Département de biologie, École normale supérieure, Institut de Biologie de l'ENS (IBENS), CNRS, INSERM, Paris, France.
Laboratoire de Biologie du Développement, Sorbonne Université, CNRS, Institut de Biologie Paris-Seine (IBPS), Paris, France.
Mol Biol Evol. 2023 Mar 4;40(3). doi: 10.1093/molbev/msad042.
Amino acids evolve at different speeds within protein sequences, because their functional and structural roles are different. Notably, amino acids located at the surface of proteins are known to evolve more rapidly than those in the core. In particular, amino acids at the N- and C-termini of protein sequences are likely to be more exposed than those at the core of the folded protein due to their location in the peptidic chain, and they are known to be less structured. Because of these reasons, we would expect that amino acids located at protein termini would evolve faster than residues located inside the chain. Here we test this hypothesis and found that amino acids evolve almost twice as fast at protein termini compared with those in the center, hinting at a strong topological bias along the sequence length. We further show that the distribution of solvent-accessible residues and functional domains in proteins readily explain how structural and functional constraints are weaker at their termini, leading to the observed excess of amino acid substitutions. Finally, we show that the specific evolutionary rates at protein termini may have direct consequences, notably misleading in silico methods used to infer sites under positive selection within genes. These results suggest that accounting for positional information should improve evolutionary models.

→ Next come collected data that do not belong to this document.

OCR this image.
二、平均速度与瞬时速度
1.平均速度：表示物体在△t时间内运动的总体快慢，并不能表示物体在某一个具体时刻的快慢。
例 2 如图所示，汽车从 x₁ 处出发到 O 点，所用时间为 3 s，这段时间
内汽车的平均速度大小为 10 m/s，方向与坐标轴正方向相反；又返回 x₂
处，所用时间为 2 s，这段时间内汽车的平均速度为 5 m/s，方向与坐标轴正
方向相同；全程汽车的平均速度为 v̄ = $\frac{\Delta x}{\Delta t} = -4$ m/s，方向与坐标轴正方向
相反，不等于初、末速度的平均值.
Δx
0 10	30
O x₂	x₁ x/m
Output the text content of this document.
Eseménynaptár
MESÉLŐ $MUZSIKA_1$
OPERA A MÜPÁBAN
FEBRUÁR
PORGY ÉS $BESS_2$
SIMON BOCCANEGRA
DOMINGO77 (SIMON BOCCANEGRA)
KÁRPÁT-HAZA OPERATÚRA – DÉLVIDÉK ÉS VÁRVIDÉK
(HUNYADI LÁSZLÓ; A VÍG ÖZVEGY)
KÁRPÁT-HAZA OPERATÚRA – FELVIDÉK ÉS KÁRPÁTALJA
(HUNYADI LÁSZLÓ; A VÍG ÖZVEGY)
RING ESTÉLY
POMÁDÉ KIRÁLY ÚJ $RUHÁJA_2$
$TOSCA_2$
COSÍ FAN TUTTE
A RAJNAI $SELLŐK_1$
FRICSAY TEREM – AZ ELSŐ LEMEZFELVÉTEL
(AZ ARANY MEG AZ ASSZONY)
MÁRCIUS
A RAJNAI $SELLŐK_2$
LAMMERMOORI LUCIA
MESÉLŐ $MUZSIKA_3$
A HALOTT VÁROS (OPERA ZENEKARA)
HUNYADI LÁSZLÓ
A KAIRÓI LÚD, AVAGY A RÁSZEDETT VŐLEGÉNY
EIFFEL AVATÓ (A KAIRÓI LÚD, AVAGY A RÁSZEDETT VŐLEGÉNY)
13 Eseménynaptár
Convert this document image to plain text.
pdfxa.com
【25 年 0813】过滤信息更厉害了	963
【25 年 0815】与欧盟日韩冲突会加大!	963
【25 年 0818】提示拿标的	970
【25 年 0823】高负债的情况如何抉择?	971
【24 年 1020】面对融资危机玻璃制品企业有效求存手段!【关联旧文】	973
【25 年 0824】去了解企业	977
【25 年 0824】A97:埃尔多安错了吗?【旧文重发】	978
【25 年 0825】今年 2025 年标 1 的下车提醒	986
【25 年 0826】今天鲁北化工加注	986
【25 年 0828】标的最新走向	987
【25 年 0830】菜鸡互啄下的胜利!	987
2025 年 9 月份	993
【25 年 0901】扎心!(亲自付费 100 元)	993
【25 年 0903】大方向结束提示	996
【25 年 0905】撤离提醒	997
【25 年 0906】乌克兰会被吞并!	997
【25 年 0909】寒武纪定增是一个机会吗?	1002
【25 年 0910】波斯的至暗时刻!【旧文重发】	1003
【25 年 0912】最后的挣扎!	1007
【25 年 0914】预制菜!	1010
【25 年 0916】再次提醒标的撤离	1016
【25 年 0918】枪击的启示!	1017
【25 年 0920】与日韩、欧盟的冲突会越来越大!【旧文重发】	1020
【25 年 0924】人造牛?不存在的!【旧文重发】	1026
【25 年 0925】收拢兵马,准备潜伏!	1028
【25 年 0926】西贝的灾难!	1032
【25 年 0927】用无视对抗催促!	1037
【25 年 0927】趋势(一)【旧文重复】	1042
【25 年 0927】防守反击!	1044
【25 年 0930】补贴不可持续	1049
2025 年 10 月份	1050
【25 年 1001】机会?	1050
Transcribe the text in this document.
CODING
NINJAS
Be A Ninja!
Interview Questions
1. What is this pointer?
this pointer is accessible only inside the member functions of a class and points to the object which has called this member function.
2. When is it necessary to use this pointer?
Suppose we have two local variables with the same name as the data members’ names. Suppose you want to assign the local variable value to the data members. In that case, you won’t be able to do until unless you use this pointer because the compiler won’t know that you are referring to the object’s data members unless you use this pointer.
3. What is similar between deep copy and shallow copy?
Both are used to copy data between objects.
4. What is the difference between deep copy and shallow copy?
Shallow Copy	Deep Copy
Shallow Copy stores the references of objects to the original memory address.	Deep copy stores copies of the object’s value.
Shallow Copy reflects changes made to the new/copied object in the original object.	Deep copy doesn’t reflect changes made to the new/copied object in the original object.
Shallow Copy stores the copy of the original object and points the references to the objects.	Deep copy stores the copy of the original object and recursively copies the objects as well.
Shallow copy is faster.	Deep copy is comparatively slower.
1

氨基酸在蛋白质序列中的进化速度不同,因为它们的功能和结构作用不同。值得注意的是,已知蛋白质表面的氨基酸比核心的氨基酸进化得更快。特别是,由于它们在肽链中的位置,蛋白质序列的 N- 和 C-末端的氨基酸比折叠蛋白质的核心氨基酸更容易暴露,并且已知它们的结构较少。由于这些原因,我们预计位于蛋白质末端的氨基酸比位于链内的残基进化得更快。在这里,我们检验了这一假设,发现与位于蛋白质中心的氨基酸相比,蛋白质末端的氨基酸进化速度几乎快了两倍,这表明沿序列长度存在强烈的拓扑偏向。我们进一步表明,蛋白质中溶剂可及残基和功能域的分布很容易解释为什么它们的末端结构和功能约束较弱,导致观察到的氨基酸替换过多。最后,我们表明蛋白质末端的特定进化速度可能会产生直接的后果,尤其是在用于推断基因中阳性选择位点的计算机模拟方法中。这些结果表明,考虑位置信息应该可以改进进化模型。